Am Dienstagmittag, dem 17.02.2026, kam es im Einkaufszentrum Jenfeld zu einem alarmierenden Vorfall: Eine giftige Chemikalie trat aus, was zu einer sofortigen Evakuierung des gesamten Gebäudes führte. Die Ursache für die gefährliche Situation war das versehentliche Aufreißen einer Kühlmittelleitung während der Demontage einer alten Klimaanlage. Zwei Frauen, die sich zum Zeitpunkt des Vorfalls im Einkaufszentrum aufhielten, klagten über gesundheitliche Probleme und mussten notärztlich versorgt werden, wobei eine von ihnen sogar ins Krankenhaus gebracht werden musste.
Der Sicherheitsdienst und die Polizei handelten schnell und räumten das Einkaufszentrum vorsorglich, um weitere Gefahren zu vermeiden. Feuerwehrleute waren ebenfalls vor Ort und nahmen das Kältemittel mit einem Bindemittel auf, während sie die betroffenen Räume belüfteten. Nach etwa zwei Stunden konnte das Einkaufszentrum schließlich wieder geöffnet werden, und die Situation wurde unter Kontrolle gebracht. Für weitere Informationen zu diesem Vorfall können Sie den Artikel auf NDR nachlesen.
Gefahren im Umgang mit Chemikalien
Der Vorfall in Jenfeld wirft ein Licht auf die Gefahren, die im Umgang mit Chemikalien und Gefahrstoffen bestehen. Unfälle wie der in Jenfeld sind nicht die einzigen, die in der Vergangenheit dokumentiert wurden. Ein Beispiel ist ein Vorfall in einem Hotel, bei dem eine Mitarbeiterin aufgrund unsachgemäßen Umgangs mit 80%iger Essigsäure Verätzungen an ihren Händen erlitt. Trotz der Verfügbarkeit von weniger aggressiven Reinigungsmitteln wie Zitronensäure verwendete die Mitarbeiterin die gefährliche Substanz, da sie nicht ausreichend über die Auswahl, Gefährdungen und Dosierung von Reinigungsmitteln unterwiesen wurde. Dies zeigt, wie wichtig die richtige Schulung und Unterweisung im Umgang mit Chemikalien ist. Weitere Informationen zu ähnlichen Vorfällen finden Sie auf der Webseite der BGN.
Ein weiterer Vorfall verdeutlicht die Risiken im Umgang mit Reinigungslösungen: Ein Mitarbeiter, der das Milchsystem einer Kaffeemaschine reinigen wollte, verwendete versehentlich ein normales Trinkglas anstelle des üblichen Plastikbechers. Das Glas war zuvor mit Wasser gefüllt und von einem Kollegen benutzt worden, der unwissentlich die Reinigungslösung trank, was zu einer Reizung der Schleimhäute führte. Solche Vorfälle betonen die Notwendigkeit von klaren Verfahren und der richtigen Ausrüstung bei der Arbeit mit Chemikalien.
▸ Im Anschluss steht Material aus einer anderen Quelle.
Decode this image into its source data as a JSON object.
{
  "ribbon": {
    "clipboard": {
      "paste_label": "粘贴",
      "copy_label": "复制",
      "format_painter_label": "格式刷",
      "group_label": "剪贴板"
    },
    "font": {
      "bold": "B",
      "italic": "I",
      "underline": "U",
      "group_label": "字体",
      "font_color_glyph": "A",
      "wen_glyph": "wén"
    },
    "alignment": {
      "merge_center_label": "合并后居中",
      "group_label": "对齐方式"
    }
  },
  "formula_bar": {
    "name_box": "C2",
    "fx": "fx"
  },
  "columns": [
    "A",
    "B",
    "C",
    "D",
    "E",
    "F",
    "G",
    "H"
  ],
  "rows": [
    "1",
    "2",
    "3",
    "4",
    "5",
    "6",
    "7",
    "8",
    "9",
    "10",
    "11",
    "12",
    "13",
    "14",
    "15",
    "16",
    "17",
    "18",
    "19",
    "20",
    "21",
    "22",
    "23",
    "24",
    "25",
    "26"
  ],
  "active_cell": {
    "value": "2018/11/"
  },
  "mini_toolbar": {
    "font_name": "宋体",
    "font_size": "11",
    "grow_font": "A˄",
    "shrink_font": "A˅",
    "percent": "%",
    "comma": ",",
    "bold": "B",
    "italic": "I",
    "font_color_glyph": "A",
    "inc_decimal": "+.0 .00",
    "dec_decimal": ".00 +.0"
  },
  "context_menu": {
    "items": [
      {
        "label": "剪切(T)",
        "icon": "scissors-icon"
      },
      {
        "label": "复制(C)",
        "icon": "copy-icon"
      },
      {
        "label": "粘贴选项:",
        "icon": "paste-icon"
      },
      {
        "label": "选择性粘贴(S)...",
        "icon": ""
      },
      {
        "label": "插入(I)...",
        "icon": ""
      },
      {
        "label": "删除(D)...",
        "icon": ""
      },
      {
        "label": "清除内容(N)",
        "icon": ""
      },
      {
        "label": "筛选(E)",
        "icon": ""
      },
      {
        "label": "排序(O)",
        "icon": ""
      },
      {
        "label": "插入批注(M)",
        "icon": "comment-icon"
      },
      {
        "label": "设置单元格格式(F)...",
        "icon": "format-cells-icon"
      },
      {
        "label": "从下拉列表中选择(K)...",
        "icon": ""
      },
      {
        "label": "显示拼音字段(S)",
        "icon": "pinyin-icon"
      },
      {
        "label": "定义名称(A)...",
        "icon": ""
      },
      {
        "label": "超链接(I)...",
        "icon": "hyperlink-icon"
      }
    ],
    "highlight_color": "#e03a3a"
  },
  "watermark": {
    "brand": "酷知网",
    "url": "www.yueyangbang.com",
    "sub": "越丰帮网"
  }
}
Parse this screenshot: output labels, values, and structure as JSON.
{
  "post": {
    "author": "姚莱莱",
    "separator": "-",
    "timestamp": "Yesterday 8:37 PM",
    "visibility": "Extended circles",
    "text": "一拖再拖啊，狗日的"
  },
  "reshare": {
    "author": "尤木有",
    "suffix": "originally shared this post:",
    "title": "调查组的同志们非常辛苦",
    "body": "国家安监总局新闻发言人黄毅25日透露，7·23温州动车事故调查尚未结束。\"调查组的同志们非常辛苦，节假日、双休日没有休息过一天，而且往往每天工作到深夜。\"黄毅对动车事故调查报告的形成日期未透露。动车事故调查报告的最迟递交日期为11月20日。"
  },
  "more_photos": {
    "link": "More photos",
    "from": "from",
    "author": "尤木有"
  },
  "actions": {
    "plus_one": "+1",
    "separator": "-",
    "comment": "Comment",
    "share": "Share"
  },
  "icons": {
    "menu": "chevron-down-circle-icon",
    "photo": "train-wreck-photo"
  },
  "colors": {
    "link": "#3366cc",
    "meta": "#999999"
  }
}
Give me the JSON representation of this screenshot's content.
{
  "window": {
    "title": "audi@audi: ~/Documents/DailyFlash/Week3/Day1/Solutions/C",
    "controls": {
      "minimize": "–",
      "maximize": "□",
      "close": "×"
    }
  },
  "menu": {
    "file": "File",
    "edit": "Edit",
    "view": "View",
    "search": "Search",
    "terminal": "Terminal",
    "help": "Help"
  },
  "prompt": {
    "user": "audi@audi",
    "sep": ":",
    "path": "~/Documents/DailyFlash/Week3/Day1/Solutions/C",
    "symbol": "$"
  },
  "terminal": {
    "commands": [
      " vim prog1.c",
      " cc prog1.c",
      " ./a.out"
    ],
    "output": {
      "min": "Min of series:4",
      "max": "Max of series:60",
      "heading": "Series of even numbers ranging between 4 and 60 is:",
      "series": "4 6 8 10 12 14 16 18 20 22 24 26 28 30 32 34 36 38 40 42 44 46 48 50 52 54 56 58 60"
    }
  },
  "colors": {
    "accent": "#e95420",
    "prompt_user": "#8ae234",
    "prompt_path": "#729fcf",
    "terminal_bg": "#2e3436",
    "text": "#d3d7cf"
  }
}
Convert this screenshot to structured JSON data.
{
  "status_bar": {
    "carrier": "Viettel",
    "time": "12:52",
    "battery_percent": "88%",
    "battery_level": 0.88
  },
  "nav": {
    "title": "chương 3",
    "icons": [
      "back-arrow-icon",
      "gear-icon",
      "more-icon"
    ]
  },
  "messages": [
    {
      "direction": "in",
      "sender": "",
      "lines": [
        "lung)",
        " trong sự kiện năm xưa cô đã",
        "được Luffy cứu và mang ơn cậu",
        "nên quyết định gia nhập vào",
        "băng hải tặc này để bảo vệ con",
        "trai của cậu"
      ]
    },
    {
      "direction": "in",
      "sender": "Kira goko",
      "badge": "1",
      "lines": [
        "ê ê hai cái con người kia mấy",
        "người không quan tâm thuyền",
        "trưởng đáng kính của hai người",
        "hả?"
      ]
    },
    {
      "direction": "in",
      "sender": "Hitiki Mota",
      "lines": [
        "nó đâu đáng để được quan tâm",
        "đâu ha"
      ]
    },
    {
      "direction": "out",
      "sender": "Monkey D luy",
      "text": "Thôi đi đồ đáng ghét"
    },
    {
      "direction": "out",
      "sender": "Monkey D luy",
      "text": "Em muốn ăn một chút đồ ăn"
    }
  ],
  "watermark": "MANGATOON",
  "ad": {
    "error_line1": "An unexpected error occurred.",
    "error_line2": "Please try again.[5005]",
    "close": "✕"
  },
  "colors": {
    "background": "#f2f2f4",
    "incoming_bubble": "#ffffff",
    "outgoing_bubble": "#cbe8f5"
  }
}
Prävention und Handlungshilfen
Um solche Unfälle zu vermeiden, bietet die Bundesanstalt für Arbeitsschutz und Arbeitsmedizin (BAuA) praxisbezogene Handlungshilfen an, die den Umgang mit Gefahrstoffen im Betrieb erleichtern. Diese Hilfen umfassen Anleitungen, Checklisten und Schutzleitfäden, die speziell für verschiedene Tätigkeiten, Branchen und Stoffe entwickelt wurden. Sie unterstützen Betriebe dabei, eine Gefährdungsbeurteilung durchzuführen und sicherzustellen, dass die Mitarbeiter angemessen geschult werden und die richtigen Schutzmaßnahmen ergreifen. Diese Handlungshilfen können helfen, kostspielige Arbeitsplatzmessungen zu vermeiden, indem sie standardisierte Arbeitsverfahren vorstellen. Weitere Informationen sind auf der Seite der BAuA zu finden.
Die Ereignisse im Einkaufszentrum Jenfeld unterstreichen die Bedeutung von Sicherheit und Schulung im Umgang mit Chemikalien. Jedes Unternehmen sollte sicherstellen, dass seine Mitarbeiter gut informiert und vorbereitet sind, um Unfälle zu vermeiden und die Gesundheit aller Beteiligten zu schützen.